The nova was a color that College Boy had never seen. Past sunset, heading toward coral. Not orange. Shit, the orange juice. That was orange. Not red. The tomato he thought he still had in the refrigerator. That had been red, and it hadn’t been there for two weeks. College Boy’s refrigerator was everything Bagzilla was not. Onion, matjes herring, Smuckers Butterscotch Sauce. Iced tea steeping in a Gatorade bottle since the S&L scandal. That was it. Not even the jar of desiccating mustard every unmarried man was required by law to have.
His machine clicked. Another message from Sheila (“Please call me. I have to talk to you. There’s a very simple explanation….” ) That made three.
Wait. He had seen that color red before today’s nova. Last night. 301 East Sixty-fifth. Sheila’s hair.
(“…Your uncle knows all about this….” )
Really, College Boy thought with his mouth full. My uncle knows that you fuck guys in his apartment while he’s in the hospital? Guys who, judging from expressions like, “I thought you said this was your place,” don’t appear to be your husband? Exactly what part of the housekeeping process was this?
(“…So, all I’m saying is if you could just give me the chance—” )
“Hello, Sheila.”
“Oh, ah, hello, Mr. Sussman.”
“What’s up?”
“I’d like to come over and talk to you.”
“Well, I’m on my way out.”
“What time do you have to leave?” Nobody ever asked College Boy that question. It stunned him into the truth.
“Eleven.”
“Well, I can be over there by ten-thirty. I live on Roosevelt Island, right by the tram. You’re on the East Side, like Mort?”
“No, West Fifty-sixth. One-sixty-three.”
“Well, I’m sure I can be there in twenty minutes. This will only take a second, but I’d rather not do it over the phone. Okay?”
“Uh, okay.”
“Terrific. So, I’ll see you soon. Do you need anything?”
“Yeah,” said College Boy. “Some cream cheese.”

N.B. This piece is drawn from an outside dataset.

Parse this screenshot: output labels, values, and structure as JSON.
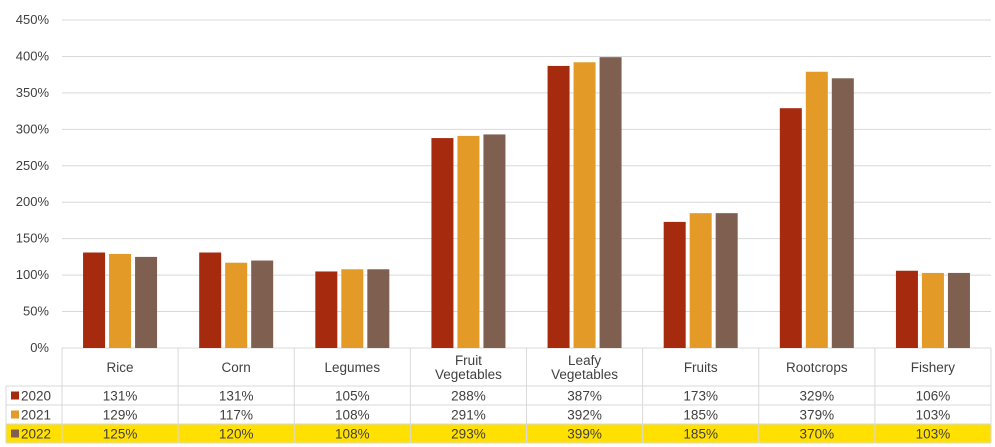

So, scratch that shit about another Sunday without self-confrontation. But then, maybe this meeting might not turn out to be a total loss. Maybe College Boy could wise-guy Sheila into helping him with his cu
rrent problem. Mort still needed a new shrink. The piece of paper with the phone numbers of Bettles’s recommendations was now a crumpled crouton floating in some N.J. Transit chemical toilet. And Mort’s former psychiatrist, Dr. Meyer Levitz, could not be reached. He was not out of town, just sulking. Some other doctor had decided to take Mort off Valium after he arrived at Mount Sinai. Without consulting Dr. Meyer Levitz. The nerve. Forget the fact that Mort had showed up with enough Valium in his system to get Liza Minnelli through a long weekend. Not to mention that when the admitting nurse asked him if there was any physician they should contact, Mort said, “See if you can get ahold of Linus Pauling. I’d like to play with him.” When Dr. Levitz finally found out, three days later, from Sheila, where Mort was, he threatened to sue the hospital for interrupting his patient’s “treatment.” The world famous, time-tested, “Fifty Milligrams of Psychotropics a Day for Ten Years to an Old Man” treatment. Instead, he waited a week and sent Mort a letter charging him for two missed sessions and giving official notice that he was no longer responsible for his mental health.
College Boy found out about the letter yesterday, Friday afternoon, when he called Dr. Levitz from the lobby of the Albert Einstein Pavilion at Mount Sinai, moments after Mort had kicked him out of his room. Something about not shaving. Levitz hopped on the line immediately because his secretary thought College Boy was a referral. “Mr. Sussman, I can see you at five-thirty today. I’ll need a credit card and the phone number of your pharmacy,” he accommodated. That was until College Boy’s second line, “I’m Mort Spell’s nephew.”
“Your uncle is no longer a patient of mine. I sent him a letter terminating our treatment.”
“So, you won’t see him or talk with him?”